12 septembre 2018

L'ami du poète et des enfants pour Isabelle - Carnet 18 - 5/3

C'est fait : voici la troisième double-page du carnet-navette sur le thème des petits ânes gris,
co-réalisé avec et pour Isabelle de la Haute-Marne.
Ce très beau poème de Jacques Prévert remet un peu les choses en place, pour reconsidérer cet animal à la mauvaise réputation, tout comme celle de l'élève à qui l'on faisait porter le "bonnet d'âne".
J'ai joué là-dessus, les ânes étant de très bons amis pour les enfants, très souvent présents 
dans la littérature pour la jeunesse.

L’âne dormant  de Jacques Prévert

C’est un âne qui dort
Enfants, regardez-le dormir
Ne le réveillez pas
Ne lui faites pas de blagues
Quand il ne dort pas,
il est très souvent malheureux

Il ne mange pas tous les jours.
On oublie de lui donner à boire.
Et puis on tape dessus.
Regardez-le
Il est plus beau que les statues
qu’on vous dit d’admirer et qui vous ennuient.

Il est vivant, il respire
Confortablement installé
Dans son rêve.

Les grandes personnes disent que la poule
Rêve de grain et l’âne d’avoine.
Les grandes personnes disent ça
pour dire quelque chose,
elles feraient mieux de s’occuper
de leurs rêves à elles,
de leurs petits cauchemars personnels.

Sur l’herbe à côté de sa tête,
il y a deux plumes.

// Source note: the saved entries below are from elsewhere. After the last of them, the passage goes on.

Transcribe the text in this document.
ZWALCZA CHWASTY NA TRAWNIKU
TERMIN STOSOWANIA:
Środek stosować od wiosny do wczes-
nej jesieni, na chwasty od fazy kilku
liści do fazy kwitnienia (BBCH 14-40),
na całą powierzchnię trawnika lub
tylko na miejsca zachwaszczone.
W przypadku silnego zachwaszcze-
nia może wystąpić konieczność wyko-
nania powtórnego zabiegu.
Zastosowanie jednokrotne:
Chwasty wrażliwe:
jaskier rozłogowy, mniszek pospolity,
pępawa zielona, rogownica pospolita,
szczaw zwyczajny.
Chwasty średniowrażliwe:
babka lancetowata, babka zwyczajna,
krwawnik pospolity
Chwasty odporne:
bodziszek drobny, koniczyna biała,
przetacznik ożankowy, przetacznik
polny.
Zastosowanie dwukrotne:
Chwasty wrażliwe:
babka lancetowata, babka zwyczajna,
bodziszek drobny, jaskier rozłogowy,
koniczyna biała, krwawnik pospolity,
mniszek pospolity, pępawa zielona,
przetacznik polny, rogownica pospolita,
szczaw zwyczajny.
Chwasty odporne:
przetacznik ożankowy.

S’il les a vues
avant de s’endormir il rêve peut-être
qu’il est oiseau et qu’il vole
Ou peut-être il rêve d’autre chose.
Par exemple qu’il est à l’école des garçons,
caché dans l’armoire aux cartons à dessin.

Il y a un petit garçon
qui ne sait pas faire son problème.
Alors le maître lui dit :
Vous êtes un âne, Nicolas !
C’est désastreux pour Nicolas.
Il va pleurer.

Mais l’âne sort de sa cachette.
Le maître ne le voit pas.
Et l’âne fait le problème du petit garçon.
Le petit garçon va porter le problème au maître,
et le maître dit :
C’est très bien, Nicolas !

Alors l’âne et Nicolas
Rient tout doucement aux éclats,
Mais le maître ne les entends pas.

Et si l’âne ne rêve pas ça
C’est qu’il rêve autre chose.
Tout ce qu’on peut savoir,
C’est qu’il rêve.
Tout le monde rêve

***
Le bonnet d'âne : pourquoi mettait-on un bonnet d'âne aux mauvais élèves ?

Tout d'abord, et cela va peut-être en surprendre plus d'un, on employait cet attribut non pas comme une punition, mais comme un encouragement. En effet, il est utilisé dès le 18e siècle. Néanmoins, au tout début, si on affublait les enfants de cet étrange bonnet, c'était pour qu'il devienne comme l'âne. À cette époque, il était considéré, par certains, comme sage et savant. Il prend une telle image grâce à la religion (il réchauffe le Christ lorsqu'il est nourrisson, lui sert de monture...). On dit donc qu'il est patient, humble et empli de sagesse. Ainsi, on espérait que le mauvais élève allait être gagné par ces qualités en lui mettant des oreilles d'âne.

Néanmoins, avec les années, l'image de cet animal a évolué, pour être celle que l'on connaît aujourd'hui. Désormais, il est plutôt vu comme bête et têtu. L'utilisation du bonnet d'âne évolua également. Il n'était plus question d'encouragement, mais de honte. En mettant ce couvre-chef sur la tête du cancre, le professeur signifiait devant tous sa bêtise, ce qui était un moyen de ridiculiser. Dans certains cas, l'enfant devait le garder toute la journée, ou même rentrer avec chez lui. Désormais, cette punition est vue comme un mauvais traitement et est interdite par l'Éducation Nationale.